Sam Burgess
Sam Burgess must adapt to rugby union almost immediately to make England’s preliminary World Cup squad in June. Photograph: Brendon Thorne/Getty Images

Many have preceded Sam Burgess down the same pot-holed road from league to union. None, Burgess included, have embarked knowing how their odyssey will end. The pitch is the same size and the posts are a familiar shape but union’s culture and law book are distinctly alien. Success in league does not automatically translate to “rah-rah” genius, any more than baseball does to cricket.

It is difficult, therefore, not to admire those prepared to risk high-profile failure at the peak of their powers. Burgess’s YouTube greatest hits may be spectacular, his ball-carrying ferocious and his competitive spirit legendary, but he is entering a parallel universe in which nothing is done quite as he is used to. The league code-breakers who have made the biggest impact – Jason Robinson and Israel Folau to name the most obvious examples – have almost always been outside backs. None have blazed a trail in the back-row, where Bath reckon Burgess has the best chance of thriving.

So the burning question remains the same as when he signed last February: will Burgess prove the exception to the prevailing rule? Anyone who stays on to help his team win an NRL Grand Final after smashing his cheekbone and eye socket in the first minute is clearly a special case. At 25 he is also the right kind of age and, physicality-wise, the two codes are growing closer. Burgess’s mission is not impossible, but how long will it take before the Bath owner, Bruce Craig, feels a similar inner glow to South Sydney’s Russell Crowe?

Because what no one can predict is how many months will pass before union is second nature to Burgess. Opponents – and team-mates – are scarcely going to hang back and wave him through. Let the dogs see the Rabbitoh, and all that. When he does eventually make his Bath debut – an A league game or two in December would appear the soundest bet – he will find union defences more congested. Hitting rucks will be a whole new ball game and, perhaps most significantly, he will be required to revise his trademark tackling style. Whacking people north of the breast bone is treated more leniently in league than union and a few yellow cards may materialise before that not-so-subtle distinction becomes clear.

Then there is England’s continuing desire to play him in the centres while Bath see him as a back-rower.

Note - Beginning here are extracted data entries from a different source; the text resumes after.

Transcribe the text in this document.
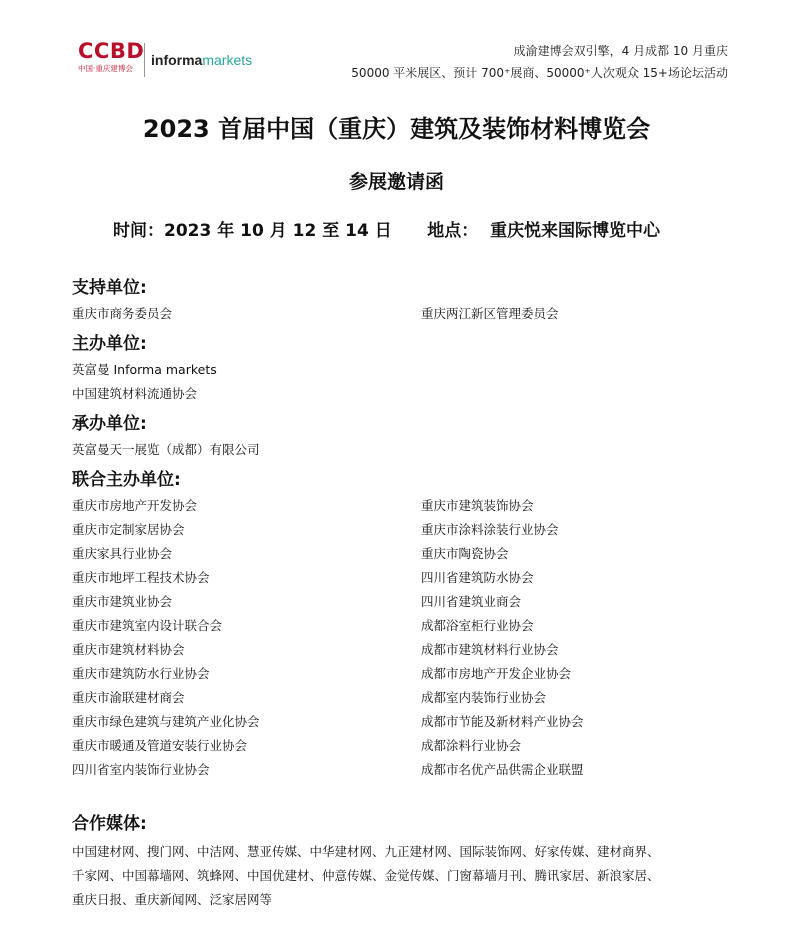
CCBD
中国·重庆建博会
informamarkets
成渝建博会双引擎，4 月成都 10 月重庆
50000 平米展区、预计 700⁺展商、50000⁺人次观众 15+场论坛活动
2023 首届中国（重庆）建筑及装饰材料博览会
参展邀请函
时间：2023 年 10 月 12 至 14 日      地点：  重庆悦来国际博览中心
支持单位:
重庆市商务委员会	重庆两江新区管理委员会
主办单位:
英富曼 Informa markets
中国建筑材料流通协会
承办单位:
英富曼天一展览（成都）有限公司
联合主办单位:
重庆市房地产开发协会
重庆市定制家居协会
重庆家具行业协会
重庆市地坪工程技术协会
重庆市建筑业协会
重庆市建筑室内设计联合会
重庆市建筑材料协会
重庆市建筑防水行业协会
重庆市渝联建材商会
重庆市绿色建筑与建筑产业化协会
重庆市暖通及管道安装行业协会
四川省室内装饰行业协会
重庆市建筑装饰协会
重庆市涂料涂装行业协会
重庆市陶瓷协会
四川省建筑防水协会
四川省建筑业商会
成都浴室柜行业协会
成都市建筑材料行业协会
成都市房地产开发企业协会
成都室内装饰行业协会
成都市节能及新材料产业协会
成都涂料行业协会
成都市名优产品供需企业联盟
合作媒体:
中国建材网、搜门网、中洁网、慧亚传媒、中华建材网、九正建材网、国际装饰网、好家传媒、建材商界、
千家网、中国幕墙网、筑蜂网、中国优建材、仲意传媒、金觉传媒、门窗幕墙月刊、腾讯家居、新浪家居、
重庆日报、重庆新闻网、泛家居网等
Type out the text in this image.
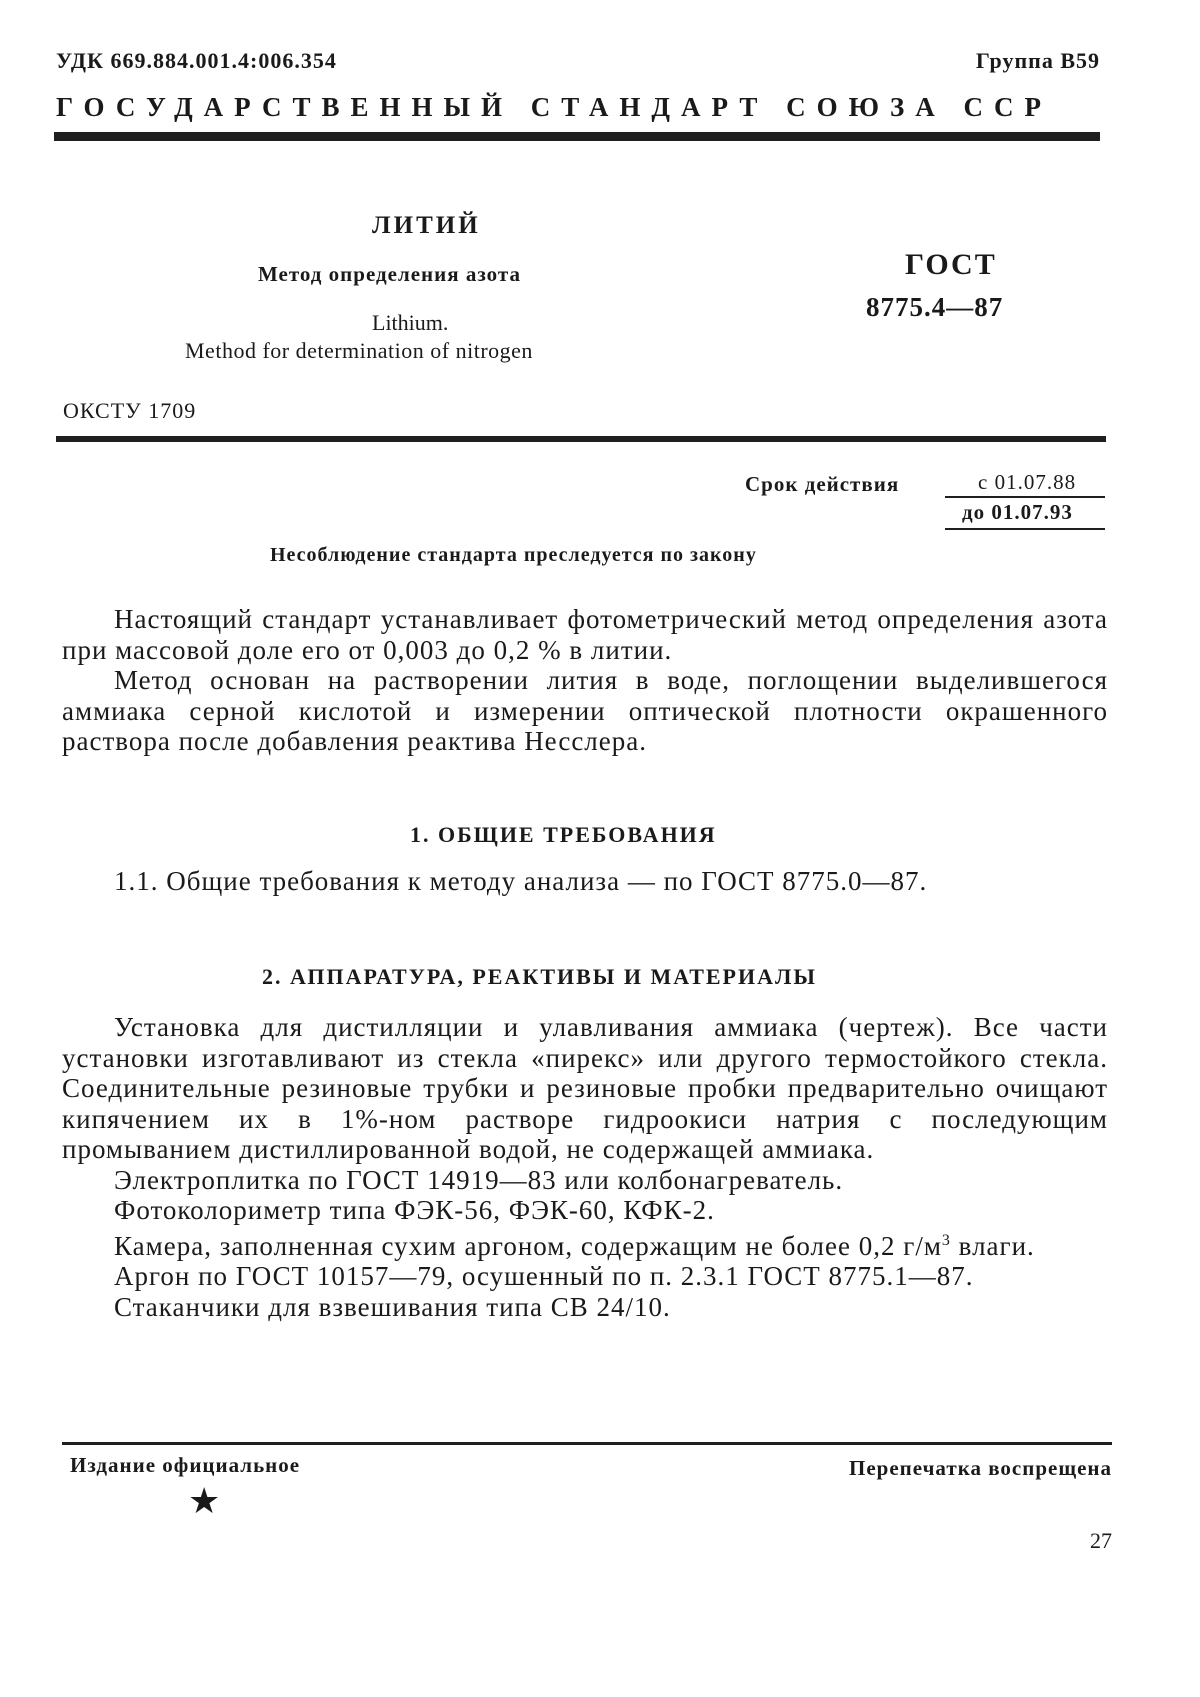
УДК 669.884.001.4:006.354	Группа В59
ГОСУДАРСТВЕННЫЙ СТАНДАРТ СОЮЗА ССР
ЛИТИЙ
Метод определения азота
Lithium.
Method for determination of nitrogen
ГОСТ
8775.4—87
ОКСТУ 1709
Срок действия	с 01.07.88
до 01.07.93
Несоблюдение стандарта преследуется по закону

Настоящий стандарт устанавливает фотометрический метод определения азота при массовой доле его от 0,003 до 0,2 % в литии.

Метод основан на растворении лития в воде, поглощении выделившегося аммиака серной кислотой и измерении оптической плотности окрашенного раствора после добавления реактива Несслера.

1. ОБЩИЕ ТРЕБОВАНИЯ

1.1. Общие требования к методу анализа — по ГОСТ 8775.0—87.

2. АППАРАТУРА, РЕАКТИВЫ И МАТЕРИАЛЫ

Установка для дистилляции и улавливания аммиака (чертеж). Все части установки изготавливают из стекла «пирекс» или другого термостойкого стекла. Соединительные резиновые трубки и резиновые пробки предварительно очищают кипячением их в 1%-ном растворе гидроокиси натрия с последующим промыванием дистиллированной водой, не содержащей аммиака.

Электроплитка по ГОСТ 14919—83 или колбонагреватель.

Фотоколориметр типа ФЭК-56, ФЭК-60, КФК-2.

Камера, заполненная сухим аргоном, содержащим не более 0,2 $г/м^3$ влаги.

Аргон по ГОСТ 10157—79, осушенный по п. 2.3.1 ГОСТ 8775.1—87.

Стаканчики для взвешивания типа СВ 24/10.

Издание официальное
★
Перепечатка воспрещена
27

Whatever happens, it would be to insult every other centre in the national squad – Mike Ford, Bath’s head coach, has described the notion as “pie in the sky” – to visualise him skipping straight into Stuart Lancaster’s Six Nations starting midfield in February.

“Stuart’s big on culture, isn’t he?” said Ford, keen to spell out the reality of the situation with Burgess seated right alongside him. “The last thing he wants is someone from outside who has not proved himself to come in and basically take a shirt. He is keen for Sam to do well, to get in the Bath team and for Bath to do well. But if we are still there or thereabouts at the end of the season and Sam is a big part of that, then I am sure Stuart will pick him in the wider World Cup squad. He’d be stupid not to.”

Yet, as Ford also made crystal clear beside the river Avon, Bath see Burgess as a back-rower. The club already have loads of top-notch centres but their resources at flanker and No8 are stretched. Yes, it is fun to imagine England fielding Burgess and Manu Tuilagi as a gruesome central twosome, skittling opponents to all parts and making England’s midfield a no-go area for anyone not hewn from sustainable granite. But what happens when, say, Dan Carter chips over the top and Burgess is required to turn on a sixpence, chase back to recover the ball and find a safe touch 40 metres upfield? He will feel like any other union novice: uneasy, uncertain, unnatural.

Which is why everyone needs to take half a step back and set realistic initial targets. Burgess’s leadership and warrior credentials are self-evident but the timescale from a 2015 perspective is ridiculously tight. It is only natural that Lancaster will ideally seek to fast-track him into the wider England set-up, perhaps with the Saxons in the new year, with a view to squeezing him into England’s preliminary World Cup squad in June. That leaves virtually no margin for trial and error.

Who, furthermore, would Lancaster end up having to drop from his World Cup 31 to accommodate his new arrival? Tom Wood? James Haskell? Ben Morgan? Tom Croft? Luther Burrell? Brad Barritt? Having made such a virtue of the squad ethic, parachuting Burgess into the back-row ahead of Steffon Armitage, the reigning European player of the year, would also be a huge call.

It is worth remembering, too, that even Sonny Bill Williams, someone who has played way more union than “Slammin Sam”, is far from guaranteed to be starting for the All Blacks at next year’s World Cup.

Everyone in the game wants the big man to prosper in his new surroundings, but those pronouncing Burgess will single-handedly win England the Webb Ellis Cup in 12 months’ time are getting dangerously ahead of themselves.